Our focus is on the primary effect of flagellin in vivo, potential secondary effects at later points may complicate the results and are hard to interpret. As the reviewer suggested, we have measured plasma PT, TAT at 6 hours post-flagellin challenge. The significant difference in PT sustained between Ninj1+/+ and Ninj1+/- (Fig A), suggesting coagulation proteins remained more depleted in Ninj1+/+ mice than in Ninj1+/- mice. However, plasma TAT levels were diminished to baseline level (refer to Fig 1B in main text) in both groups and showed no significant difference between groups (Fig B), which could be explained by the short half-life (less than 30 min) in the blood. Since flagellin challenge is a one-time hit, there might not a second episode of coagulation after the 90-minute time point, at least not triggered by flagellin, supported by the plasma TAT levels at 6 hours. We now comment on this limitation at the end of the main text.
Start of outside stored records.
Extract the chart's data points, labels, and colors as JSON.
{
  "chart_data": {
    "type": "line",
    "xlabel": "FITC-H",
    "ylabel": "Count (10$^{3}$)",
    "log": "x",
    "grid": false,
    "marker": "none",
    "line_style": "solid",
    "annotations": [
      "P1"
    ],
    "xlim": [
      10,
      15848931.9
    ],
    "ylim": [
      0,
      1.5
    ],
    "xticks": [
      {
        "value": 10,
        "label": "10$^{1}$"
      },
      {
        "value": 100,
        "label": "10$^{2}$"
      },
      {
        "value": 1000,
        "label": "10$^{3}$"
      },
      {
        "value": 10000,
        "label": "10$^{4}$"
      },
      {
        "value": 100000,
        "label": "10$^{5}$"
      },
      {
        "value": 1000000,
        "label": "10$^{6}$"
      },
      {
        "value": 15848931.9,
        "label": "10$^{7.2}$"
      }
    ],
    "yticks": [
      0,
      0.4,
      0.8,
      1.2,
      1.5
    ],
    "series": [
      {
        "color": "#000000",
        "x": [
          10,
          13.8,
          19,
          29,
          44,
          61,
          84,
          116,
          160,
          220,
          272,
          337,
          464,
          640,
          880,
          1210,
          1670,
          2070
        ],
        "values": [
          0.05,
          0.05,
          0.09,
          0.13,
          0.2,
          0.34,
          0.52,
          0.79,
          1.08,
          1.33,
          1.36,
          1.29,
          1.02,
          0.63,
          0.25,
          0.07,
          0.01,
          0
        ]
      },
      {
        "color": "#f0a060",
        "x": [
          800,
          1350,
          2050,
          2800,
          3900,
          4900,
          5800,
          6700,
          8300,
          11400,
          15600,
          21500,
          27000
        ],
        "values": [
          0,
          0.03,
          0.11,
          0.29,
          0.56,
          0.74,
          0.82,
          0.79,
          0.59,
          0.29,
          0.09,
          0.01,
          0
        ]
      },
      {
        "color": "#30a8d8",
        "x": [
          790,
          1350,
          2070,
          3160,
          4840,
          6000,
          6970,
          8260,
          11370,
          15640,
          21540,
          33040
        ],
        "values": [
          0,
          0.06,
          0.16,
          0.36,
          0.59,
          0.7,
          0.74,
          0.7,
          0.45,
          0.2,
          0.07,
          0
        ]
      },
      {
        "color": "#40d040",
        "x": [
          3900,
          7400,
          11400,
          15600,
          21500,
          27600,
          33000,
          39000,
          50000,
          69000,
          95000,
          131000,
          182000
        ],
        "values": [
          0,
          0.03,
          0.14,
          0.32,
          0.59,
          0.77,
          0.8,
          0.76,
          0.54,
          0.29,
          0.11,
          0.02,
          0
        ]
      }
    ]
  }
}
Based on our previous studies, plasma IL-1β and TNFα peaked at early time point and diminished over time, but plasma IL-6 levels maintained. As shown below, plasma IL-6 appeared higher in Ninj1+/+ compared with Ninj1+/-, but not statistically significant (partly because one missing sample, n = 4 not 5, in Ninj1+/+ group decreased the statistical power of detecting a difference).

 

- Fig 3 - the sequence of figure panels listed in the legend needs to be corrected. Fig 3A requires quantitation of NINJ1 levels compared to beta-actin. Fig 3C - needs a control for equal MV loading. 

 

Thanks for the recommendations. The figure sequence has been corrected. There remain no common markers or loading controls for MV, so we use equal plasma volume for loading control.

 

Additional comments: 

(1) In Fig 3A, the size of NINJ1 appears to be increased in the NINJ+/- group.  

 

This discrepancy is likely attributed to a technical issue when running the protein gel and protein transfer, which makes the image tilt to one side.

 

(2) Describe the method of BMDM isolation.

 

Thanks for the recommendations. We now include the method of BMDM isolation. In brief, mouse femur and tibia from one leg are harvested and rinsed in ice-cold PBS, followed by a brief rinse in 70% ethanol for 10-15 seconds. Both ends of the bones are then cut open, and the bone marrow is flushed out using a 10 ml syringe with a 26-gauge needle. The marrow is passed through a 19-gauge needle once to disperse the cells. After filtering through a 70-μm cell strainer, the cells are collected by centrifugation at 250 g for 5 minutes at 4 °C, then suspended in two 150 mm petri dish, each containing 25 ml of L-cell conditioned medium (RPMI-1640 supplemented with 10% FBS, 2mM L-Glutamine, 10mM HEPES, 15% LCM, and penicillin/streptomycin). After 3 days, 15 mL of LCM medium is added to each dish cells. The cells typically reach full confluency by days 5-7.

 

(3) According to this method, BMDMs are seeded without any M-CSF or L929-cell conditioned medium. How many macrophages survive under this condition? 

 

BMDMs are cultured and differentiated in medium supplemented with 15% L929-cell conditioned medium. For the experiment, the cells were seeded in Opti-MEM medium (Thermo Fisher Scientific, Cat# 51985034) without M-CSF or L929-cell conditioned medium. BMDMs can survive under this condition, as evidenced by low LDH and high ATP measurement (Fig S5).

 

Reviewer #2 (Recommendations For The Authors): 

- There is significant information missing in the methods and this makes it unclear how to interpret how some of the experiments were performed. For example, there is no detailed description or references in the methods on how the in vivo experiments were performed. The methods section needs significantly more details so that any reader is able to follow the protocols in this manuscript. References to previous work should also be included as needed.

 

Thanks for the recommendations. We had some of the details in the figure legend. We now add details in the methods for better interpretation of our data. 

 

- Line numbers in the manuscript would be helpful when resubmitting the manuscript so that the reviewer can easily point to the main text when making comments. 

 

Thanks for the recommendations. We now add line numbers in the manuscript.